Updated

What’s in a word.

“Tu ere” under one eye, “maricón” under the other.  That’s the phrase the Toronto Blue Jays shortstop Yunel Escobar spelled out on his eye-black patches and wore during a baseball game on Saturday.  Perhaps because few viewers understood the phrase or, if they did, few seemed to care enough to call attention to it the moment might have come and gone without a peep. But one viewer posted a screen cap on Twitter and on Monday it spread like wildfire.

To the Blue Jays credit once the match was lit they took prompt action and held a press conference two days later announcing a three day suspension without pay and a donation of his salary during those days to two LGBT-rights organizations: The Gay and Lesbian Alliance Against Defamation and You Can Play.

Most news stories about the press conference focused on the steps taken by a major league team to reprimand one of their players for pulling a homophobic stunt. But most missed or downplayed what I found to be the most fascinating angle: Escobar, who repeatedly apologized to the LGBT community throughout the press conference was equally as adamant that his use of the word ‘maricón’ was in no way meant to be homophobic.

What did it mean, he was asked. “It’s a word without meaning,” he said.

Who was his intended target or the “you” in “you are a maricón”, he was asked. “Whoever wants to identify as such,” he said.

Escobar also argued that the whole thing stemmed from some kind of inside joke and that the word was so freely and frequently used by other players that it made him think it wasn’t offensive at all.

He said he had gay friends who were aware of the incident who didn’t think there was anything wrong with it. Asked for their identity he named his home decorator and hairstylist.

Finally, he tried to chalk it up to cultural differences and insisting that he now understood that ‘maricón’ was offensive to most people up north but would never be considered offensive in Latin America.

It was as slippery a performance I have seen by someone who is trying to apologize for being insensitive while actually doubling down on the fact that he believed he had not done anything wrong.  Well, at least since 2006.

At the time, then-Chicago White Sox manager Ozzie Guillen got caught calling a sports reporter a “fag” in English without giving anyone an opportunity to parse whether the Spanish word “maricón” meant the same thing.

His defense was almost word-by-word Escobar’s defense six years later.
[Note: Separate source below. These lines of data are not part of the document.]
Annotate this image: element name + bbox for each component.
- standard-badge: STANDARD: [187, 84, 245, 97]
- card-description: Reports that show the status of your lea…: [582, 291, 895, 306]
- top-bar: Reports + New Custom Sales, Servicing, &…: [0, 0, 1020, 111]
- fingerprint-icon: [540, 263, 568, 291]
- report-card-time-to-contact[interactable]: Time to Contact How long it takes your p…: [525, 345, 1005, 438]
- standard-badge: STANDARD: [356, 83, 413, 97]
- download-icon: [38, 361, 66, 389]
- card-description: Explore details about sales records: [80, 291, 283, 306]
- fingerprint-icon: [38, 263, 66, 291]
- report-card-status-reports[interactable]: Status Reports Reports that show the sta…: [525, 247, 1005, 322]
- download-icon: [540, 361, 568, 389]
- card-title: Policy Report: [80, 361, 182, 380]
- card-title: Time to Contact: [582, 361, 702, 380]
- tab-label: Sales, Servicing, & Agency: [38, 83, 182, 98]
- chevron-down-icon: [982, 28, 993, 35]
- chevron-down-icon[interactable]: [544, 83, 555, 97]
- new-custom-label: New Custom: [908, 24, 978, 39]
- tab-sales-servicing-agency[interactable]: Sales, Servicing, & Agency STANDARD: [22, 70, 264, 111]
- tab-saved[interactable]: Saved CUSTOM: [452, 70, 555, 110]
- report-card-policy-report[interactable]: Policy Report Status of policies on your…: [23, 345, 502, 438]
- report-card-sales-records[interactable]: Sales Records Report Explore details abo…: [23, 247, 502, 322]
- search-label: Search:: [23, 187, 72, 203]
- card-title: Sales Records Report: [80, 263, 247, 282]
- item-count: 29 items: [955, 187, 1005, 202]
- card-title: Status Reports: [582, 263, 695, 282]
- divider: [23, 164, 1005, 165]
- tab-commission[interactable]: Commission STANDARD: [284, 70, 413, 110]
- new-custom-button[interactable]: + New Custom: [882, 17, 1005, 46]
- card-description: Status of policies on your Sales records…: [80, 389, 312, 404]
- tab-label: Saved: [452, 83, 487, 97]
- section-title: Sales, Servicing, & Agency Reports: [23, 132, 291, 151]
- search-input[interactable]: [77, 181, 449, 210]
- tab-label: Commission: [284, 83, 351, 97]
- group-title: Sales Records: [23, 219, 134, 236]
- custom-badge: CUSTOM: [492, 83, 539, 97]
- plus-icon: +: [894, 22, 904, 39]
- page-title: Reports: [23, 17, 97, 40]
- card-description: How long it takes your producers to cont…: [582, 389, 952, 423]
Guillen also apologized to those who might have taken offense. He argued that in his home country of Venezuela the Spanish-word for “fag” was in no way considered to be homophobic.   And went one up on Escobar not only showing actual text messages from his gay hairdresser to prove he wasn’t homophobic but also boasting that he loved Madonna and attending WNBA games.  Guillen was suspended as manager for five games and, much like Escobar, fined an undisclosed amount and ordered to participate in sensitivity trainings.

Not surprisingly, Guillen has now come to Escobar’s defense.

As someone who was born in Latin America, is fluent in Spanish and English and identifies as gay, let me make something absolutely clear: Escobar and Guillen are lying in saying that the word “maricón” has absolutely no offensive overtones among Latinos. Just like the word ‘fag’, it is the preferred word throughout the region when someone wants to call another man’s masculinity or sexuality into question.  Even when the word is used to indicate that someone is a coward or weak, the power of the word stems from the homophobic intent of questing whether the man is a “real” man.

If the word is freely and frequently used among Latino baseball players, I can say without a doubt that it is also freely and frequently used by homophobes in Latin America when they attack, beat up or kill someone who steps outside the socially acceptable gender norms.

If the word is freely and frequently used among Latino baseball players, it also stems from the fact that as Latinos we have merely begun a dialogue on what homophobia means and the damage it causes.

If the word is freely and frequently used among Latino baseball players, it means that homophobic language is prevalent at the clubhouses and that calling someone a “maricón” is seen as perfectly fine.

It’s because we, as Latinos, are too willing to give them a pass.

I believe Escobar when he says that he has heard the word used in friendly banter.  Sports lockers can be rowdy, profane, uncensored spaces and profane words are used among friends to rib each other.  But that does not mean that the word still has a meaning and a power. And when you chose to express it in such a public way, you should not only own your mistake as Escobar did but also understand why you are being called on it.

So far, I have seen no indication Escobar does understand or is in any way interested in learning from his mistake.